André Stumpf
O brigadeiro Walter Werner Brauer deixou o cargo de comandante da Aeronáutica fazendo pesadas críticas às políticas de privatização do setor. Disse ele que a venda de aeroportos, das ações da Embraer e a criação da Agência Nacional de Aviação Civil servirão ‘‘a interesses alienígenas que buscam, por intermédio do lucro fácil, garantir seus obtusos e particulares objetivos’’. Foi muito aplaudido, para constrangimento do ministro Élcio Álvares, da Defesa, presente à solenidade.
A criação do Ministério da Defesa e a designação de um civil para chefiá-los expuseram um nervo do sistema de poder no Brasil.

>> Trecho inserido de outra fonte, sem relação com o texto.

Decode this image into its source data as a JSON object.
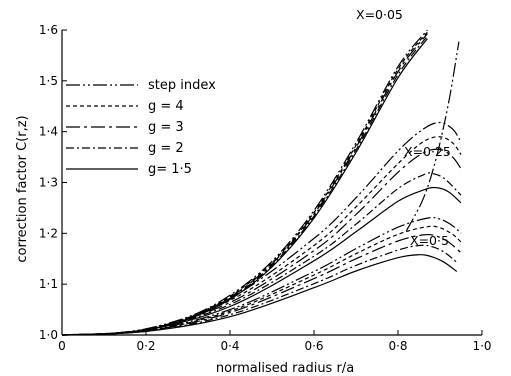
{
  "chart_data": {
    "type": "line",
    "xlabel": "normalised radius r/a",
    "ylabel": "correction factor C(r,z)",
    "xlim": [
      0,
      1.0
    ],
    "ylim": [
      1.0,
      1.6
    ],
    "xticks": [
      "0",
      "0·2",
      "0·4",
      "0·6",
      "0·8",
      "1·0"
    ],
    "yticks": [
      "1·0",
      "1·1",
      "1·2",
      "1·3",
      "1·4",
      "1·5",
      "1·6"
    ],
    "grid": false,
    "legend_position": "top-left",
    "series": [
      {
        "name": "step index",
        "dash": "14,3,2,3,2,3"
      },
      {
        "name": "g = 4",
        "dash": "4,3"
      },
      {
        "name": "g = 3",
        "dash": "14,4,3,4"
      },
      {
        "name": "g = 2",
        "dash": "8,3,2,3"
      },
      {
        "name": "g = 1·5",
        "dash": ""
      }
    ],
    "legend_labels": [
      "step index",
      "g = 4",
      "g = 3",
      "g = 2",
      "g= 1·5"
    ],
    "groups": [
      {
        "label": "X=0·05",
        "curves": [
          {
            "series": "step index",
            "x": [
              0,
              0.1,
              0.2,
              0.3,
              0.4,
              0.5,
              0.6,
              0.7,
              0.8,
              0.87
            ],
            "y": [
              1.0,
              1.002,
              1.012,
              1.035,
              1.078,
              1.145,
              1.245,
              1.378,
              1.528,
              1.6
            ]
          },
          {
            "series": "g = 4",
            "x": [
              0,
              0.1,
              0.2,
              0.3,
              0.4,
              0.5,
              0.6,
              0.7,
              0.8,
              0.87
            ],
            "y": [
              1.0,
              1.002,
              1.011,
              1.034,
              1.076,
              1.142,
              1.241,
              1.373,
              1.523,
              1.596
            ]
          },
          {
            "series": "g = 3",
            "x": [
              0,
              0.1,
              0.2,
              0.3,
              0.4,
              0.5,
              0.6,
              0.7,
              0.8,
              0.87
            ],
            "y": [
              1.0,
              1.002,
              1.011,
              1.033,
              1.074,
              1.14,
              1.238,
              1.369,
              1.518,
              1.593
            ]
          },
          {
            "series": "g = 2",
            "x": [
              0,
              0.1,
              0.2,
              0.3,
              0.4,
              0.5,
              0.6,
              0.7,
              0.8,
              0.87
            ],
            "y": [
              1.0,
              1.002,
              1.01,
              1.032,
              1.072,
              1.137,
              1.234,
              1.364,
              1.512,
              1.588
            ]
          },
          {
            "series": "g = 1·5",
            "x": [
              0,
              0.1,
              0.2,
              0.3,
              0.4,
              0.5,
              0.6,
              0.7,
              0.8,
              0.87
            ],
            "y": [
              1.0,
              1.002,
              1.01,
              1.031,
              1.07,
              1.134,
              1.23,
              1.359,
              1.506,
              1.583
            ]
          },
          {
            "series": "step index",
            "x": [
              0.82,
              0.86,
              0.89,
              0.92,
              0.945
            ],
            "y": [
              1.205,
              1.268,
              1.345,
              1.455,
              1.577
            ]
          }
        ]
      },
      {
        "label": "X=0·25",
        "curves": [
          {
            "series": "step index",
            "x": [
              0,
              0.2,
              0.4,
              0.6,
              0.7,
              0.8,
              0.86,
              0.9,
              0.93,
              0.95
            ],
            "y": [
              1.0,
              1.012,
              1.072,
              1.19,
              1.27,
              1.362,
              1.405,
              1.418,
              1.405,
              1.38
            ]
          },
          {
            "series": "g = 4",
            "x": [
              0,
              0.2,
              0.4,
              0.6,
              0.7,
              0.8,
              0.86,
              0.9,
              0.93,
              0.95
            ],
            "y": [
              1.0,
              1.011,
              1.068,
              1.176,
              1.252,
              1.337,
              1.38,
              1.39,
              1.378,
              1.355
            ]
          },
          {
            "series": "g = 3",
            "x": [
              0,
              0.2,
              0.4,
              0.6,
              0.7,
              0.8,
              0.86,
              0.9,
              0.93,
              0.95
            ],
            "y": [
              1.0,
              1.011,
              1.064,
              1.166,
              1.237,
              1.32,
              1.358,
              1.365,
              1.35,
              1.327
            ]
          },
          {
            "series": "g = 2",
            "x": [
              0,
              0.2,
              0.4,
              0.6,
              0.7,
              0.8,
              0.86,
              0.88,
              0.91,
              0.95
            ],
            "y": [
              1.0,
              1.01,
              1.06,
              1.155,
              1.218,
              1.288,
              1.315,
              1.318,
              1.308,
              1.275
            ]
          },
          {
            "series": "g = 1·5",
            "x": [
              0,
              0.2,
              0.4,
              0.6,
              0.7,
              0.8,
              0.86,
              0.89,
              0.92,
              0.95
            ],
            "y": [
              1.0,
              1.01,
              1.056,
              1.146,
              1.203,
              1.263,
              1.285,
              1.29,
              1.282,
              1.26
            ]
          }
        ]
      },
      {
        "label": "X=0·5",
        "curves": [
          {
            "series": "step index",
            "x": [
              0,
              0.2,
              0.4,
              0.6,
              0.7,
              0.8,
              0.87,
              0.9,
              0.93,
              0.95
            ],
            "y": [
              1.0,
              1.009,
              1.05,
              1.125,
              1.17,
              1.212,
              1.23,
              1.228,
              1.215,
              1.2
            ]
          },
          {
            "series": "g = 4",
            "x": [
              0,
              0.2,
              0.4,
              0.6,
              0.7,
              0.8,
              0.87,
              0.9,
              0.93,
              0.95
            ],
            "y": [
              1.0,
              1.008,
              1.047,
              1.118,
              1.16,
              1.198,
              1.213,
              1.211,
              1.198,
              1.183
            ]
          },
          {
            "series": "g = 3",
            "x": [
              0,
              0.2,
              0.4,
              0.6,
              0.7,
              0.8,
              0.86,
              0.89,
              0.92,
              0.95
            ],
            "y": [
              1.0,
              1.008,
              1.044,
              1.111,
              1.15,
              1.185,
              1.197,
              1.195,
              1.183,
              1.162
            ]
          },
          {
            "series": "g = 2",
            "x": [
              0,
              0.2,
              0.4,
              0.6,
              0.7,
              0.8,
              0.85,
              0.88,
              0.91,
              0.94
            ],
            "y": [
              1.0,
              1.007,
              1.04,
              1.101,
              1.137,
              1.167,
              1.176,
              1.174,
              1.163,
              1.143
            ]
          },
          {
            "series": "g = 1·5",
            "x": [
              0,
              0.2,
              0.4,
              0.6,
              0.7,
              0.8,
              0.85,
              0.88,
              0.91,
              0.94
            ],
            "y": [
              1.0,
              1.007,
              1.036,
              1.093,
              1.126,
              1.152,
              1.158,
              1.154,
              1.143,
              1.125
            ]
          }
        ]
      }
    ]
  }
}
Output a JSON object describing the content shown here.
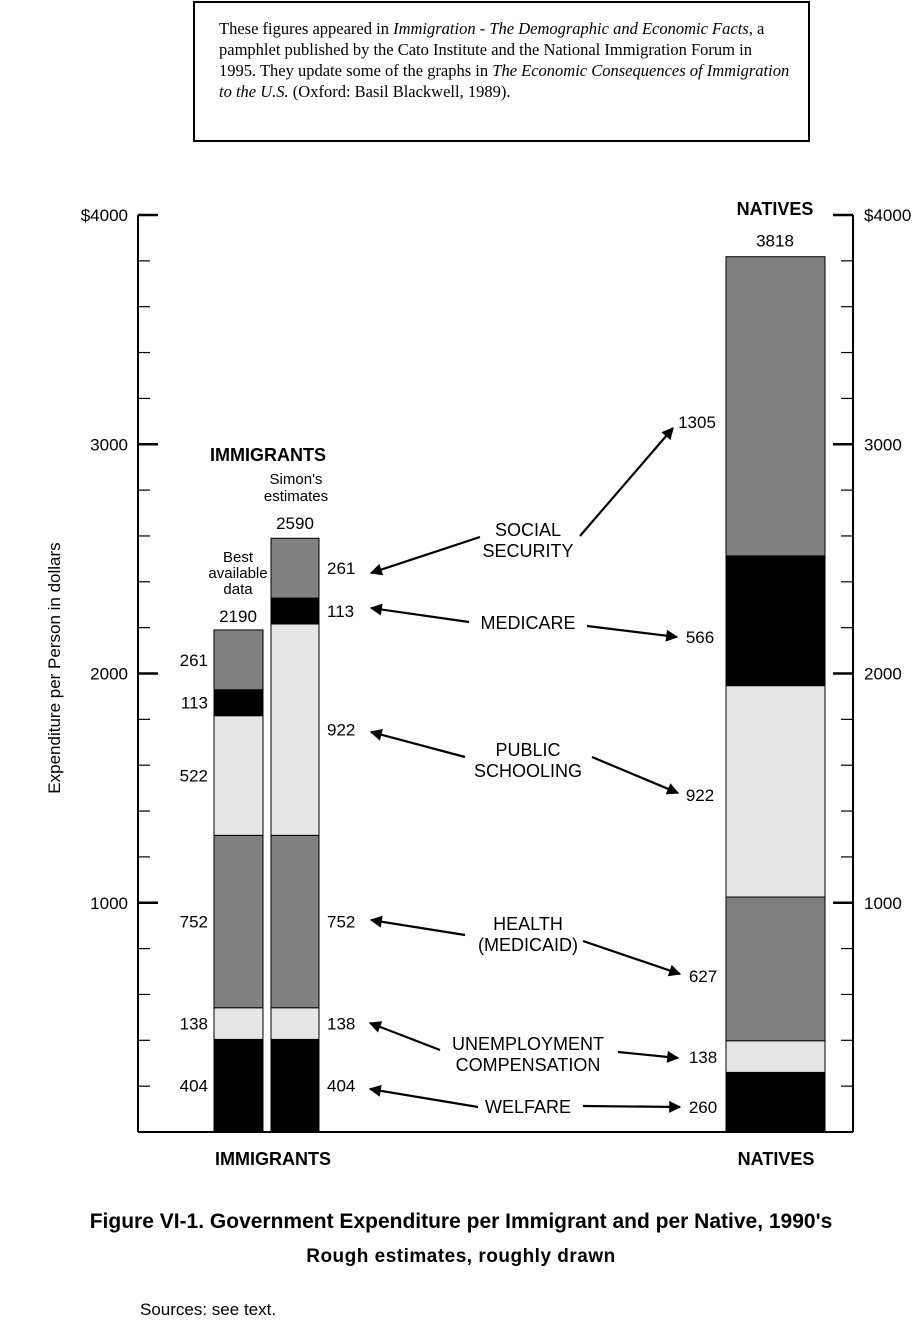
{
  "note": {
    "p1": "These figures appeared in ",
    "i1": "Immigration - The Demographic and Economic Facts",
    "p2": ", a pamphlet published by the Cato Institute and the National Immigration Forum in 1995. They update some of the graphs in ",
    "i2": "The Economic Consequences of Immigration to the U.S.",
    "p3": " (Oxford: Basil Blackwell, 1989)."
  },
  "chart_data": {
    "type": "bar",
    "stacked": true,
    "ylabel": "Expenditure per Person in dollars",
    "ylim": [
      0,
      4000
    ],
    "yticks": [
      "$4000",
      "3000",
      "2000",
      "1000"
    ],
    "categories": [
      "Best available data",
      "Simon's estimates",
      "NATIVES"
    ],
    "group_labels": {
      "immigrants": "IMMIGRANTS",
      "natives": "NATIVES"
    },
    "header_labels": {
      "immigrants": "IMMIGRANTS",
      "natives": "NATIVES"
    },
    "bar_captions": [
      "Best\navailable\ndata",
      "Simon's\nestimates"
    ],
    "totals": [
      "2190",
      "2590",
      "3818"
    ],
    "series": [
      {
        "name": "WELFARE",
        "values": [
          404,
          404,
          260
        ],
        "color": "#000000"
      },
      {
        "name": "UNEMPLOYMENT\nCOMPENSATION",
        "values": [
          138,
          138,
          138
        ],
        "color": "#e6e6e6"
      },
      {
        "name": "HEALTH\n(MEDICAID)",
        "values": [
          752,
          752,
          627
        ],
        "color": "#808080"
      },
      {
        "name": "PUBLIC\nSCHOOLING",
        "values": [
          522,
          922,
          922
        ],
        "color": "#e6e6e6"
      },
      {
        "name": "MEDICARE",
        "values": [
          113,
          113,
          566
        ],
        "color": "#000000"
      },
      {
        "name": "SOCIAL\nSECURITY",
        "values": [
          261,
          261,
          1305
        ],
        "color": "#808080"
      }
    ]
  },
  "figure_title": "Figure VI-1. Government Expenditure per Immigrant and per Native, 1990's",
  "figure_subtitle": "Rough estimates, roughly drawn",
  "sources": "Sources: see text."
}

Os militares, aqui, desde a criação da República, constituíram um núcleo à parte na vida nacional. Assumiram como suas as teses nacionalistas, defenderam seus princípios de economia estatizada e os praticaram em larga escala. A história recente do desenvolvimento do Brasil se confunde com as necessidades de modernização e reaparelhamento da tropa.
Várias estradas, como a Cuiabá–Santarém, por exemplo, figuram nos mapas do Estado-Maior desde os anos 40. A necessidade de controlar a aviação civil aponta no sentido de haver uma força de reserva em caso de guerra. E empresas como a Embraer constituiriam, no desenho estratégico militar, a vanguarda em matéria de pesquisa aeroespacial.
O problema, nesse início do terceiro milênio, é que a perspectiva de confronto militar passou a ficar distante. O poder hegemônico exercido pelos Estados Unidos não admite conflitos regionais. O Pentágono impõe sua disciplina, quando necessário. Os exemplos de Kosovo e do Iraque são eloquentes. E a guerra em escala mundial só Washington pode fazer. Tudo isso garante a chamada globalização.
Forças regionais, como é o caso brasileiro, perderam objetivos imediatos. A Argentina, tradicional adversário no continente, transformou-se, em matéria de economia, em mais um Estado da Federação brasileira. Ao Norte, a Venezuela vive um caldeirão político e a Colômbia está entregue aos narcotraficantes, guerrilheiros, paramilitares e o que sobra disso às forças de seu exército.
O brigadeiro Brauer tem toda razão quando diz que faltam verbas para modernizar os equipamentos disponíveis. É verdade. Mas faltam verbas para escolas, hospitais, estradas. Falta dinheiro para tudo, porque os brasileiros estão pagando a dívida da farra cambial que embebedou o País nos últimos cinco anos. Custou mais de US$ 400 bilhões. É preciso pagar a conta. Não se culpe o Fundo Monetário Internacional pela situação de arrocho interno. A responsabilidade é dos brasileiros.
O grito que vem da Aeronáutica revela, somente, que os militares estão se integrando à vida deste País. E sendo convidados a discutir assuntos eminentemente técnicos. Estão deixando as funções civis. Se é bom ou mau, o futuro vai dizer. Mas é fato que nos últimos anos, oficiais das três Armas discutiram muito mais política que assuntos diretamente ligados a seu ofício.
Quando brigadeiros começarem a divergir entre si sobre o tipo de avião adequado para exercer determinada missão, terão dado um passo à frente na sua, as vezes, dolorosa reinserção na sociedade brasileira. Esse é o caminho que eles, cedo ou tarde, vão percorrer para redescobrir a missão das forças armadas de país subdesenvolvido no mundo globalizado.